John Kitzhaber, Governor of Oregon, has appointed a Patient Safety and Defensive Medicine Workgroup, and the organization is about to present the results of their study on what is being called a “safe harbor policy.” The workgroup was organized with the goal of determining how to reduce the costs of medical malpractice suits.

Made up of doctors, legislators, an executive in the health industry, a representative of the average public, and an injury attorney, the group has been working on the thorny problem of the extreme expense of medical suits in Oregon. The threat of these suits has led to a phenomenon many doctors derisively call “defensive medicine.” Defensive medicine is the practice of requesting additional procedures and tests that may not be necessary, just to protect the hospital against potential lawsuits for the doctors not doing everything in their power to ensure they had the correct diagnosis.

What the study is expected to lead to is safe harbor legislation. Basically, it consists of laws that provide physicians and hospitals protection or relief from liability in situations where negligence has potentially occurred. It is touted as opening up communication between doctors and patients without the potential risk of lawsuit. An example is a law stating that an apology for a mistake cannot then be used as evidence in a subsequent lawsuit, or offering an alternative such as a court-administered arbitration process instead of a lawsuit.

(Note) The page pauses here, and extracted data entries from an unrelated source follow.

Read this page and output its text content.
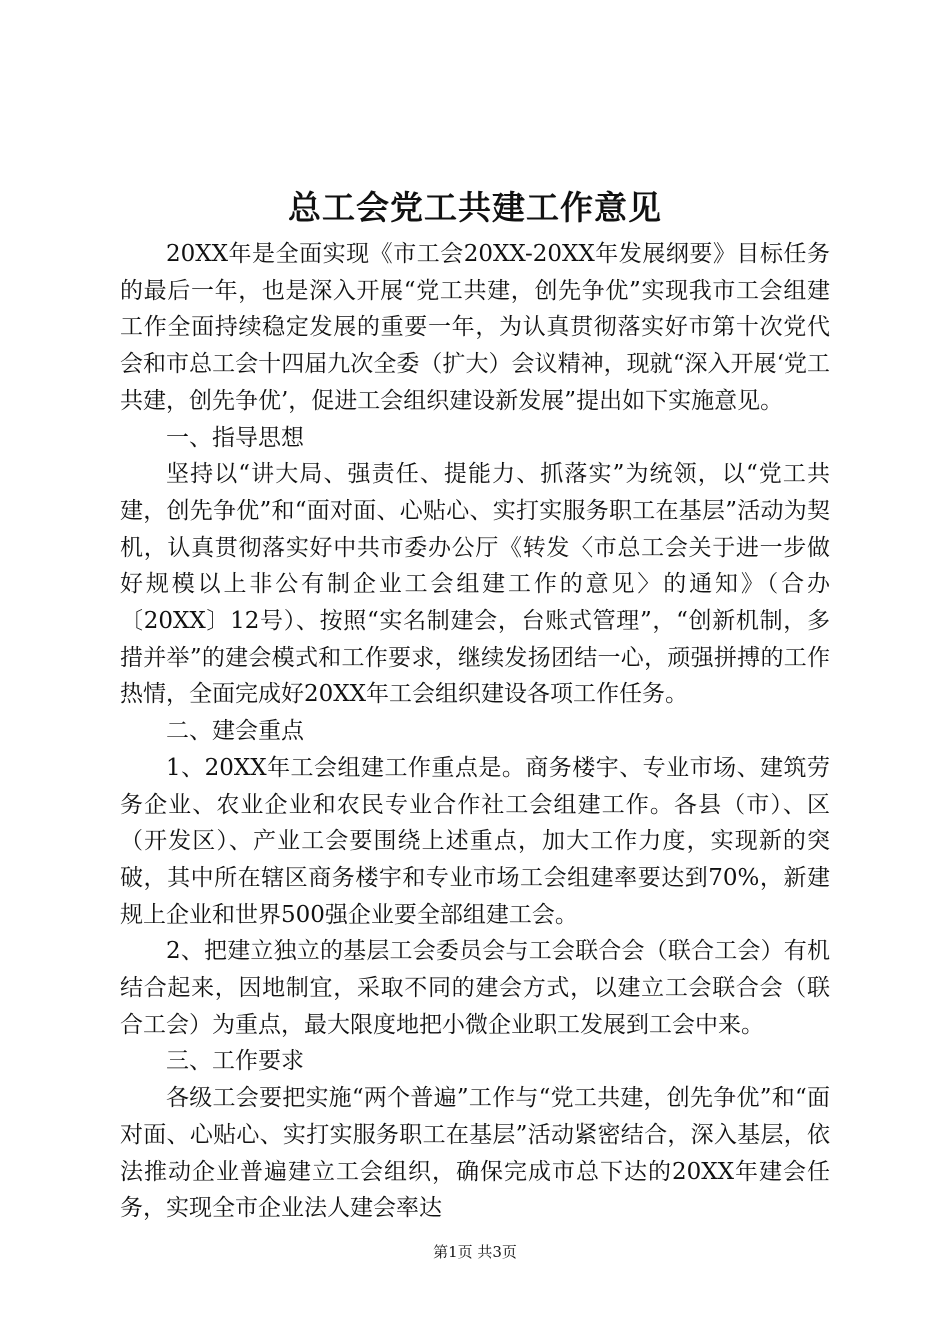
总工会党工共建工作意见

20XX年是全面实现《市工会20XX-20XX年发展纲要》目标任务的最后一年，也是深入开展“党工共建，创先争优”实现我市工会组建工作全面持续稳定发展的重要一年，为认真贯彻落实好市第十次党代会和市总工会十四届九次全委（扩大）会议精神，现就“深入开展‘党工共建，创先争优’，促进工会组织建设新发展”提出如下实施意见。

一、指导思想

坚持以“讲大局、强责任、提能力、抓落实”为统领，以“党工共建，创先争优”和“面对面、心贴心、实打实服务职工在基层”活动为契机，认真贯彻落实好中共市委办公厅《转发〈市总工会关于进一步做好规模以上非公有制企业工会组建工作的意见〉的通知》（合办〔20XX〕12号）、按照“实名制建会，台账式管理”，“创新机制，多措并举”的建会模式和工作要求，继续发扬团结一心，顽强拼搏的工作热情，全面完成好20XX年工会组织建设各项工作任务。

二、建会重点

1、20XX年工会组建工作重点是。商务楼宇、专业市场、建筑劳务企业、农业企业和农民专业合作社工会组建工作。各县（市）、区（开发区）、产业工会要围绕上述重点，加大工作力度，实现新的突破，其中所在辖区商务楼宇和专业市场工会组建率要达到70%，新建规上企业和世界500强企业要全部组建工会。

2、把建立独立的基层工会委员会与工会联合会（联合工会）有机结合起来，因地制宜，采取不同的建会方式，以建立工会联合会（联合工会）为重点，最大限度地把小微企业职工发展到工会中来。

三、工作要求

各级工会要把实施“两个普遍”工作与“党工共建，创先争优”和“面对面、心贴心、实打实服务职工在基层”活动紧密结合，深入基层，依法推动企业普遍建立工会组织，确保完成市总下达的20XX年建会任务，实现全市企业法人建会率达

第1页 共3页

While there is no doubt that lawsuits can severely impact hospitals and doctors in providing patient care, there is very serious concern that safe harbor legislation can go too far. Patients who have suffered genuine harm as the result of medical malpractice or negligence should not be arbitrarily limited in their attempt to seek redress. An apology is a good and healing thing to hear, but it should not be considered sufficient payment for an improperly performed procedure. Hopefully this safe harbor legislation will not exclude patients and their rights of legitimate redress.